Sgouralis Ioannis, Pressé Steve
Department of Physics, Arizona State University, Tempe, Arizona.
Department of Physics, Arizona State University, Tempe, Arizona; Department of Molecular Sciences, Arizona State University, Tempe, Arizona.
Biophys J. 2017 May 23;112(10):2021-2029. doi: 10.1016/j.bpj.2017.04.027.

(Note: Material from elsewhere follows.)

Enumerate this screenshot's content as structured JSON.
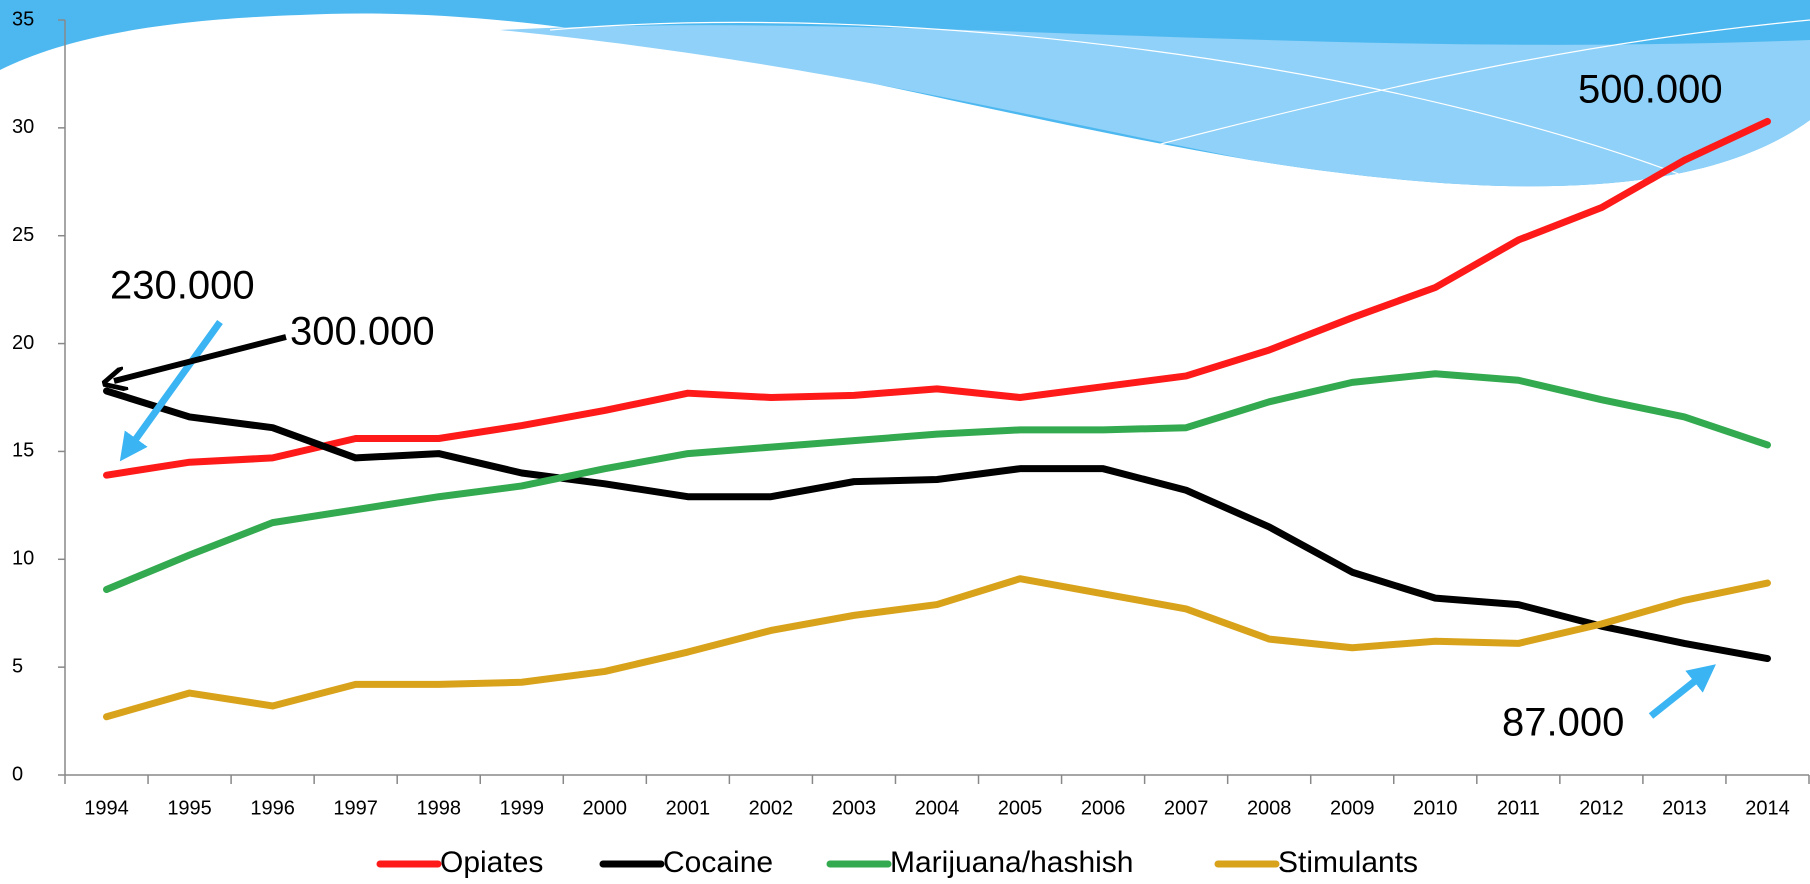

The hidden Markov model (HMM) has been a workhorse of single-molecule data analysis and is now commonly used as a stand-alone tool in time series analysis or in conjunction with other analysis methods such as tracking. Here, we provide a conceptual introduction to an important generalization of the HMM, which is poised to have a deep impact across the field of biophysics: the infinite HMM (iHMM). As a modeling tool, iHMMs can analyze sequential data without a priori setting a specific number of states as required for the traditional (finite) HMM. Although the current literature on the iHMM is primarily intended for audiences in statistics, the idea is powerful and the iHMM's breadth in applicability outside machine learning and data science warrants a careful exposition. Here, we explain the key ideas underlying the iHMM, with a special emphasis on implementation, and provide a description of a code we are making freely available. In a companion article, we provide an important extension of the iHMM to accommodate complications such as drift.
隐马尔可夫模型(HMM)一直是单分子数据分析的主力工具,如今常用于时间序列分析的独立工具,或与其他分析方法(如跟踪)结合使用。在此,我们对HMM的一个重要推广进行概念性介绍,它有望对生物物理学领域产生深远影响:无限隐马尔可夫模型(iHMM)。作为一种建模工具,iHMM可以分析序列数据,而无需像传统(有限)HMM那样事先设定特定的状态数。尽管目前关于iHMM的文献主要面向统计学领域的读者,但这个想法很强大,iHMM在机器学习和数据科学之外的广泛适用性值得仔细阐述。在此,我们解释iHMM背后的关键思想,特别强调实现,并提供我们免费提供的代码描述。在一篇配套文章中,我们对iHMM进行了重要扩展,以适应诸如漂移等复杂情况。